Dose (et limites de dose)
La dose est une grandeur utilisée pour évaluer l’exposition d’une personne aux rayonnements ionisants. Selon ce que l’on souhaite mesurer, elle peut être exprimée en Gy ou en Sv. Des limites de dose sont fixées par la réglementation pour protéger les personnes exposées aux rayonnements ionisants. Ces limites varient selon les situations, notamment pour les travailleurs exposés dans le cadre de leur activité professionnelle.
Voir aussi : Dosimètre
Dosimètre
Un dosimètre est un appareil qui mesure la dose de rayonnements ionisants reçue au cours d’une période donnée. Il est notamment porté par les personnes susceptibles d’être exposées dans le cadre de leur travail. Les doses mesurées permettent alors de vérifier le respect des limites réglementaires.
Voir aussi : Exposition
Durée de vie d'une centrale nucléaire
voir Exploitation à long terme
Eau légère
L’eau légère est l’eau « ordinaire », composée d’oxygène et d’hydrogène. Dans certains réacteurs nucléaires, par exemple les réacteurs à eau pressurisée (REP)et à eau bouillante (REB), elle sert à récupérer et transporter la chaleur produite dans le cœur. Elle joue également le rôle de modérateur : en ralentissant i les neutrons, elle leur permet de provoquer plus facilement de nouvelles fissions et d’entretenir la réaction en chaîne.
Voir aussi : Eau lourde
Eau lourde
L’eau lourde est une forme d’eau dans laquelle les atomes d’hydrogène « ordinaires » sont remplacés par du deutérium, un isotope de l’hydrogène. Dans certains réacteurs nucléaires, elle sert à récupérer et transporter la chaleur produite dans le cœur. Comme l’eau légère, elle joue également le rôle de modérateur en ralentissant les neutrons. Elle absorbe toutefois moins de neutrons que l’eau légère, ce qui laisse davantage de neutrons disponibles pour entretenir la réaction en chaîne.
Échangeur de chaleur
Un échangeur de chaleur est un équipement qui permet de transférer la chaleur d’un fluide à un autre sans que les deux fluides ne se mélangent. Dans certains réacteurs nucléaires, il est utilisé pour transmettre la chaleur d’un circuit à un autre, par exemple entre le circuit primaire et le circuit secondaire.
Échelle INES
L’échelle INES (International Nuclear and Radiological Event Scale, ou échelle internationale des événements nucléaires et radiologiques) sert à classer les événements liés au nucléaire ou aux rayonnements selon leur niveau de gravité. Élaborée par l’Agence internationale de l’énergie atomique (AIEA) et l’Agence pour l’énergie nucléaire (AEN) de l’OCDE, elle permet à tous les pays de communiquer de manière comparable sur l’importance d’un événement nucléaire ou radiologique.
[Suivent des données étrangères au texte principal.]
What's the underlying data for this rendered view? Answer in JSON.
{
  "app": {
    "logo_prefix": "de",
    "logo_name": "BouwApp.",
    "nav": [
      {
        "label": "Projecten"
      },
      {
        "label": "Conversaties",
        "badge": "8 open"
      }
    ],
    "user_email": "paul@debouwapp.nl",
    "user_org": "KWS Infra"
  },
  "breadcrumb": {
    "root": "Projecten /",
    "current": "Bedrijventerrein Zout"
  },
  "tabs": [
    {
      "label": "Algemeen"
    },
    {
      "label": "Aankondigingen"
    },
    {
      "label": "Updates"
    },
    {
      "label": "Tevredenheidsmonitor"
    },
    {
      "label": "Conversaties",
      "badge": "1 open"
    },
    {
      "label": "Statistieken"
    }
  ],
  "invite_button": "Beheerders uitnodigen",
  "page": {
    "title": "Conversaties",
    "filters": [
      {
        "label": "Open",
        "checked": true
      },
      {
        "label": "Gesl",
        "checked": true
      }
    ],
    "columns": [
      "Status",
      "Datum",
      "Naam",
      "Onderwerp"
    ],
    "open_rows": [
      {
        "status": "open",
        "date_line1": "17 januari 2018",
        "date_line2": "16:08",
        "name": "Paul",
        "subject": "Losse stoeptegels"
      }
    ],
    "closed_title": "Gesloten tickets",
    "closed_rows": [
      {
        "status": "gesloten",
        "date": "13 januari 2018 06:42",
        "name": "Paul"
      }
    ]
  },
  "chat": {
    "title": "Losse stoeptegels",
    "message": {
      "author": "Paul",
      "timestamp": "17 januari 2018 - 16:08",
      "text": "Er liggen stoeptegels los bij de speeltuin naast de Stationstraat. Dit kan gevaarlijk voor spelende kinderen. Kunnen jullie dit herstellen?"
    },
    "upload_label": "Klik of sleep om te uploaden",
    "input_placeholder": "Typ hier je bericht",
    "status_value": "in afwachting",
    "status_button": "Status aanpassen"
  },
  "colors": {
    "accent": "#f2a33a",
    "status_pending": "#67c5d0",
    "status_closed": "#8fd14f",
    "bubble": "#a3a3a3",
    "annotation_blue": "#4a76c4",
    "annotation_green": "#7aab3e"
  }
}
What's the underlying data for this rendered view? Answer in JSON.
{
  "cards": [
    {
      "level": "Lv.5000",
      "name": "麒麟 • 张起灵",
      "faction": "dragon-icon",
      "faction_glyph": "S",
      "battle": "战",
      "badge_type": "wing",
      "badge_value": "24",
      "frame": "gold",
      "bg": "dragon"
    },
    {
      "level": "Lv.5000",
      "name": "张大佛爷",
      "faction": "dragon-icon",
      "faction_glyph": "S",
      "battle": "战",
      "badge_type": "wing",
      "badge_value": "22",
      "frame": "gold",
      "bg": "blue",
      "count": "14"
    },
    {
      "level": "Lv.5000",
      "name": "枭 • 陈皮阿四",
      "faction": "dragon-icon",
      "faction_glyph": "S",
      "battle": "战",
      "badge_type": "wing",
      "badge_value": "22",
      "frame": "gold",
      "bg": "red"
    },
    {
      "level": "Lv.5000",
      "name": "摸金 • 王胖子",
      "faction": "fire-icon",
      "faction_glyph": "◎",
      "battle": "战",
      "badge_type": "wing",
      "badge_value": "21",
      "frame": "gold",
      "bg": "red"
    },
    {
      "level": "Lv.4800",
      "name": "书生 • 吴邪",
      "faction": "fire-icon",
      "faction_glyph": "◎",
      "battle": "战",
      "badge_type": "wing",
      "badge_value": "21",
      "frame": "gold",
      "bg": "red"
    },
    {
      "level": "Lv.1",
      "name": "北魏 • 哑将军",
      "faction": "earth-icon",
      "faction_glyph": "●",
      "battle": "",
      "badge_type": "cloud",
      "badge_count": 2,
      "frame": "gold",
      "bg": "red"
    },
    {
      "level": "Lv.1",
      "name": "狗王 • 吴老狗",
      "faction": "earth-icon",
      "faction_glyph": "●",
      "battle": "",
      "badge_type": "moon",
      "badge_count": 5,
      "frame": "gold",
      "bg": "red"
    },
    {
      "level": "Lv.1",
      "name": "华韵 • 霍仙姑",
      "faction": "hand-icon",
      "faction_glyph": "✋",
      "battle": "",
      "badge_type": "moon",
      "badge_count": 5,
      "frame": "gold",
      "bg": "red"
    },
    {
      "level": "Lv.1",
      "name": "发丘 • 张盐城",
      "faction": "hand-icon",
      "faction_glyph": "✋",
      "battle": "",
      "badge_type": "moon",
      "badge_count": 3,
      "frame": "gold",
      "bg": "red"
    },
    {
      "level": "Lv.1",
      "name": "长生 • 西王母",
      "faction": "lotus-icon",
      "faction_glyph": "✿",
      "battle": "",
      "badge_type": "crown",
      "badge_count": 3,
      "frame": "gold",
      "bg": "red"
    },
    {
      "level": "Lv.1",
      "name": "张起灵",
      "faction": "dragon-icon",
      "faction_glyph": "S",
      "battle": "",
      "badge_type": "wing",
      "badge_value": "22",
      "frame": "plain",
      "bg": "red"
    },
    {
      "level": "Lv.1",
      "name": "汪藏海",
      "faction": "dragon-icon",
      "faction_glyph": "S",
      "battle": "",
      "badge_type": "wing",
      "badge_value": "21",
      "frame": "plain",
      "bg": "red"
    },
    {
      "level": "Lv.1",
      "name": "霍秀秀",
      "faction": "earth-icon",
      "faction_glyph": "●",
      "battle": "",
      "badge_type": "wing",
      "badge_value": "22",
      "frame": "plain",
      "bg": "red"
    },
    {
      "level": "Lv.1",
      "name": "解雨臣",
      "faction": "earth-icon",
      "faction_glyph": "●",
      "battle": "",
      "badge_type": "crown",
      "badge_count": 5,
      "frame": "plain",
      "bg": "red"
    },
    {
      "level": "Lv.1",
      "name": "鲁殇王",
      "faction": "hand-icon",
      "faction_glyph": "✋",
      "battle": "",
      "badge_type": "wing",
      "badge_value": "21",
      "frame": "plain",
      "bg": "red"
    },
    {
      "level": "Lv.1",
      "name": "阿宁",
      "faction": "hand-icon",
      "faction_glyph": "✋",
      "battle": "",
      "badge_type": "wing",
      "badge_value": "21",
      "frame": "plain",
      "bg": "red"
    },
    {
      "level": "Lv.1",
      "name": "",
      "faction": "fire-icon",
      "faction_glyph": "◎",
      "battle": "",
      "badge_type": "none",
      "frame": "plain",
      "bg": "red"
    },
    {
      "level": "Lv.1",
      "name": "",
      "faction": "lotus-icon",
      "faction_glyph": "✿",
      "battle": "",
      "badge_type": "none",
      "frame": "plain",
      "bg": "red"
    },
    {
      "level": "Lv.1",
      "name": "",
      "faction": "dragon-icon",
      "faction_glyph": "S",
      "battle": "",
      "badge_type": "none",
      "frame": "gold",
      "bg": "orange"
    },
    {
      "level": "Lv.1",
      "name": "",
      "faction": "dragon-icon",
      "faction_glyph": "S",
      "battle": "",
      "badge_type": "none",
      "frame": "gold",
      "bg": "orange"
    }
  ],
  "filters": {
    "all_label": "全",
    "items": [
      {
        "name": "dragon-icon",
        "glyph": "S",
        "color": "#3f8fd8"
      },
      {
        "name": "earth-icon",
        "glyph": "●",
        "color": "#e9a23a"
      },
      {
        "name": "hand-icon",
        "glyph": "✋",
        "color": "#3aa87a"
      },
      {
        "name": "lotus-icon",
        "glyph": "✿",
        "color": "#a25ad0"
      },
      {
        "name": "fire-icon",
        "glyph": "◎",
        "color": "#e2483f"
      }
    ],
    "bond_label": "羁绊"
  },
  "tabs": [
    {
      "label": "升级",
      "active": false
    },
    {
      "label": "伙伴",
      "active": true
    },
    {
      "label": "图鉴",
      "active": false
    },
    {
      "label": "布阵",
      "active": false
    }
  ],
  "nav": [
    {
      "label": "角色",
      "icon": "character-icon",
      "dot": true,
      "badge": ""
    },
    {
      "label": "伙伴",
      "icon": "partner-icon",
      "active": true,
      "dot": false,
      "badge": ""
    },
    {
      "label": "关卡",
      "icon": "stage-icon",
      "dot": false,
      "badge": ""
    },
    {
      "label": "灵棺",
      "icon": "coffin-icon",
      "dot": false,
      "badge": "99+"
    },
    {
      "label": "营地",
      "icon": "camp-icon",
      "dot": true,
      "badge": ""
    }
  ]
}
Elle va de 0, pour les écarts sans conséquence importante pour la sûreté, à 7, pour les accidents les plus graves.
EDF
EDF (Électricité de France) est une entreprise française créée en 1946. Elle produit, commercialise et fournit de l’électricité et exploite les centrales nucléaires actuellement en fonctionnement en France (57 réacteurs en 2026). EDF est le premier exploitant nucléaire au monde.
Effet Tcherenkov
L’effet Tcherenkov est le phénomène qui produit la lueur bleue parfois visible dans l’eau autour du combustible nucléaire. Cette lumière est provoquée par le passage de particules émises par les matières radioactives dans l’eau. Lorsque ces particules se déplacent plus rapidement que la lumière ne se propage dans l’eau, elles produisent une émission lumineuse, comparable à l’onde de choc créée par un avion franchissant le mur du son. Le phénomène porte le nom du physicien soviétique Pavel Tcherenkov qui l’a étudié dans les années 1930.
Électron
Un électron est une particule qui se déplace autour du noyau de l’atome. Il porte une charge électrique négative. Les électrons interviennent notamment dans les réactions chimiques et les phénomènes électriques.
Élément chimique
Un élément chimique est défini par le nombre de protons présents dans le noyau de ses atomes. Ainsi, par exemple, tous les atomes dont le noyau comporte un unique proton sont des atomes d’hydrogène, ceux qui en comptent 6 sont des atomes de carbone et ceux qui en possèdent 92 des atomes d’uranium. Chaque élément chimique possède des propriétés spécifiques : il porte un nom et est représenté par un symbole, par exemple H pour l’hydrogène ou U pour l’uranium. Les 118 éléments chimiques connus sont classés dans le tableau périodique des éléments, aussi appelé tableau de Mendeleïev.
Empreinte carbone
L’empreinte carbone mesure la quantité de gaz à effet de serre émise pour produire de l’électricité. Elle prend en compte l’ensemble du cycle de vie : extraction des matières premières, construction des installations, production d’électricité, gestion du combustible et des déchets, puis démantèlement. Le nucléaire possède une faible empreinte carbone. Le GIEC retient une valeur médiane de référence d’environ 12 g d’équivalent CO₂ par kWh pour le nucléaire à l’échelle mondiale. En France, une analyse du cycle de vie réalisée par EDF, revue par des experts indépendants, évalue l’empreinte du parc nucléaire français à 4 g d’équivalent CO₂ par kWh.
Enceinte de confinement
L’enceinte de confinement est une structure étanche et résistante qui entoure le réacteur nucléaire et ses équipements. Généralement construite en béton armé, elle constitue l’une des principales barrières de protection destinées à empêcher le rejet de substances radioactives dans l’environnement en cas d’accident. Elle protège aussi les équipements qu’elle abrite.
Énergie nucléaire
L’énergie nucléaire est l’énergie associée à la cohésion des noyaux atomiques. Elle est libérée lorsque ces noyaux se transforment, par exemple lors d’une fission, d’une fusion ou d’une désintégration radioactive. Dans les centrales nucléaires actuelles, l’énergie nucléaire est libérée par fission.
Enrichissement
L’enrichissement est une étape du cycle du combustible nucléaire qui consiste à augmenter la proportion d’uranium 235, fissile. L’enrichissement est aujourd’hui principalement réalisé à l’aide de centrifugeuses.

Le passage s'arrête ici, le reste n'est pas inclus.